Lilacs and Peonies
When I was a kid my grandma and I would go to the cemeteries every Memorial Day. She would begin worrying in early May if the lilacs and the peonies would be blooming. We would cut giant bunches of flowers; load them in her old car along with glass canning jars and a small shovel. Off we would go, first to the Star City cemetery. It was my job to dig a small hole, place the canning jar in the hole, pump water from the well and carry it to the gravesite and fill the jar and place the flowers in the jar. Also I was to pull any weeds that grew up around the headstone. All the time I was doing that my grandma was talking with other people who were also placing flowers on the graves of their loved ones. It was a busy bustling place. My grandfather was buried there. (My grandma now rests beside him) He died 3 years before I was born. But my grandma always told me how much he would have loved me. After several hours we went on to another cemetery. My grandma would visit with others and that cemetery even had benches for folks to sit and chat. I wish I had listened closer to her stories. She was the one person in my childhood who was always kind to me. To this day come spring time I hope the lilacs and peonies are ready for Memorial Day. Today I drove past the cemetery, and it dawned on me... we are all just passing through this physical life. I know I know.. I am slow to catch on. We will all die and turn to dust, sooner or later. We can fight it but we can’t change it. One day our bones will lay forgotten, and all the things we worked so hard for will be laying in some landfill. All of our things will be lost and forgotten, this made me question what will I leave my children and grandchildren and some day great grand children? I hope I leave a legacy of fighting for what I believe in. I hope I am leaving some thing real something worthy and not just stuff. These days, I can't physically visit those cemeteries any longer, but I can still recall all those stories and the good times I spent with someone whom I know in my heart cared about me. Perhaps that is the best gift that I can leave my own loved ones. I will try harder to do that.

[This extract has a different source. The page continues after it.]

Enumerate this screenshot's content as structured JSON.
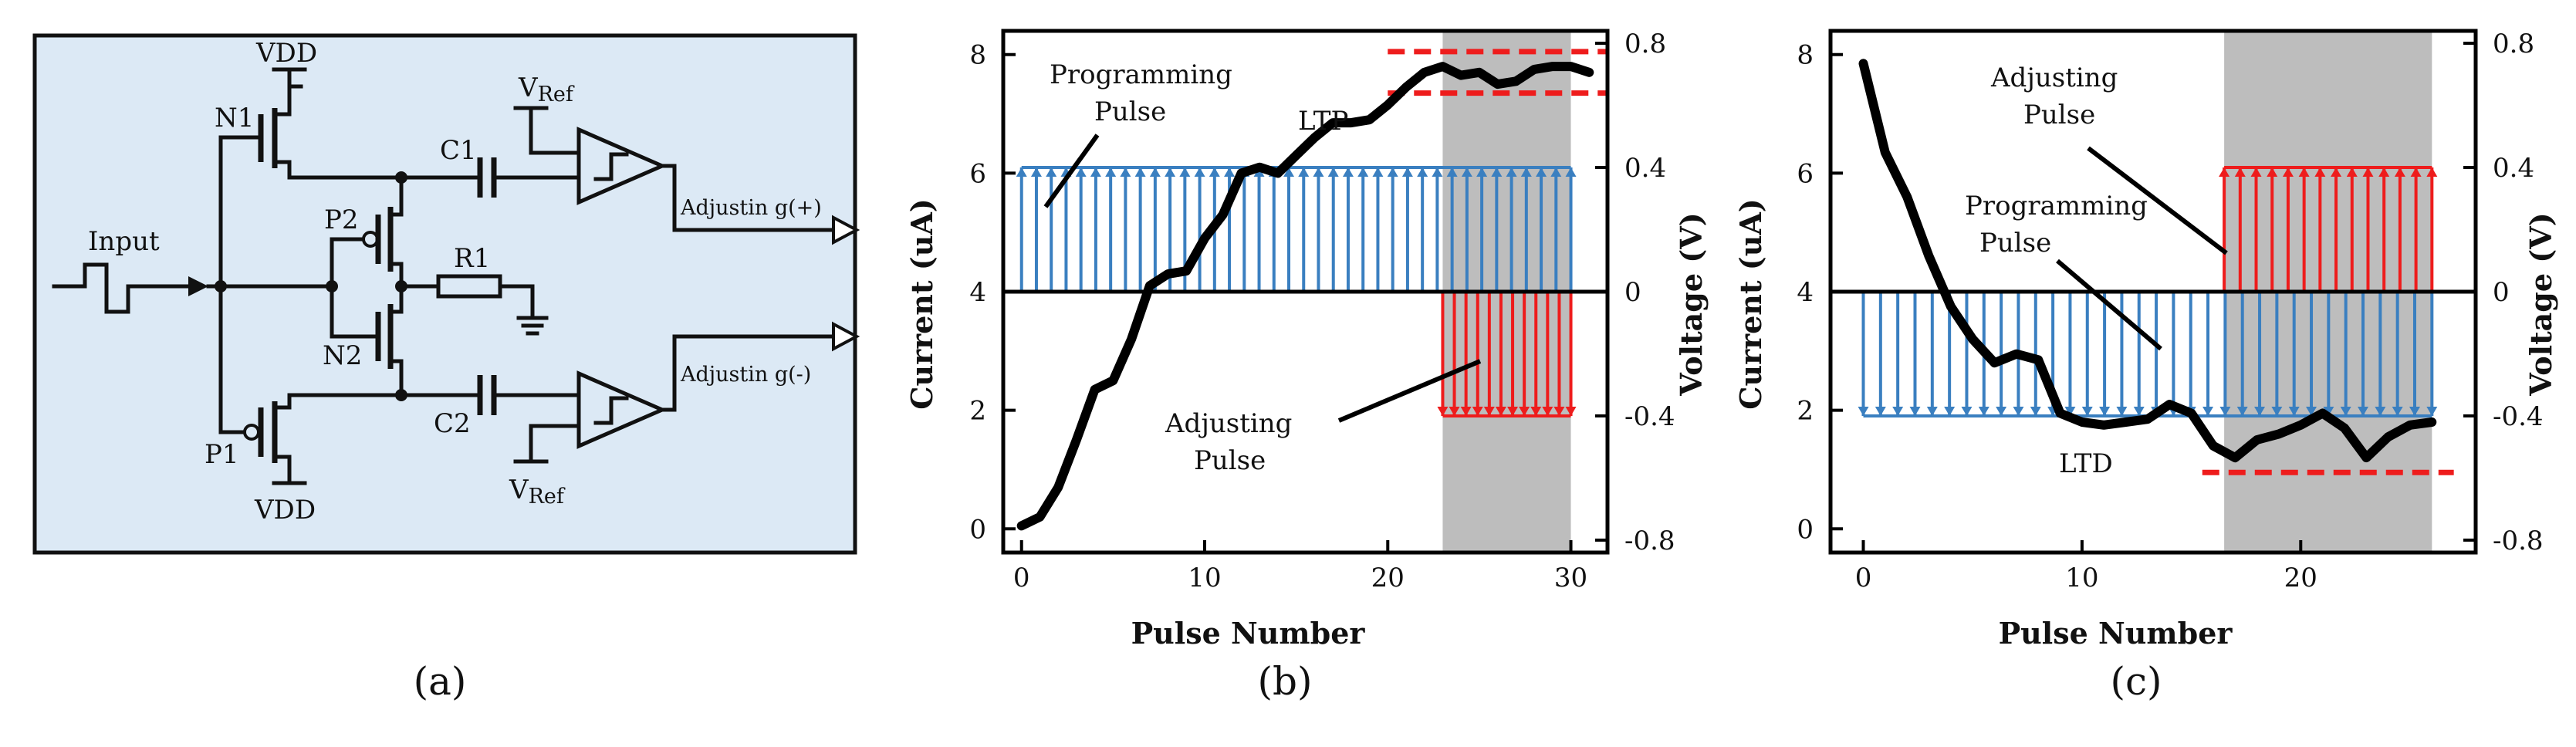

. This is recycled from last year.
3 comments:
I know exactly what you mean about visiting the cemetaries. I used to go with my grandparents to about 3 different ones every Memorial Day.
I don't know what happened with the lilacs and peonies, but they come out a lot earlier than they did in those days. My lilacs have been dead and gone for about 3 weeks & the peonies died last week. Weird isn't it!
Great post friend.
AOB
MSN:
You're more fortunate than I am.
My folks rest back in Philly, and the neighborhood has been changing since I moved away (not for the bnetter, mind you), and there is not ONE day that passes, that I don't think about that.
Moreover, I also think about where I will wind up...which I haven't a clue (yet).
Probably be buried out here, I guess.
Our lilacs have been gone for a few weeks, and the peonies are just NOW shedding their petals. Won't be long before they're also gone.
Mortality is a nasty beast, and it's usually nipping at our feet.
I like to think that it's not about what WE hope and think about in our lives that lives after us, but rather ALL the people whose lives we touched and weren't even aware of it.
That remembrance as well as those memories of us by loved ones will outlive the ages...as long as WE remember.
Besides, I want to believe that leaving this world is not an ending, but a new beginning.
I think we all need to hang onto that.
Very good post.
I guess I am from old school also.I remember going out to Winamac where my grandparents are buried and at the cemeteries here in town to place real flower's, not artificial wreath's,flower's etc....When did the fake flower's become popular?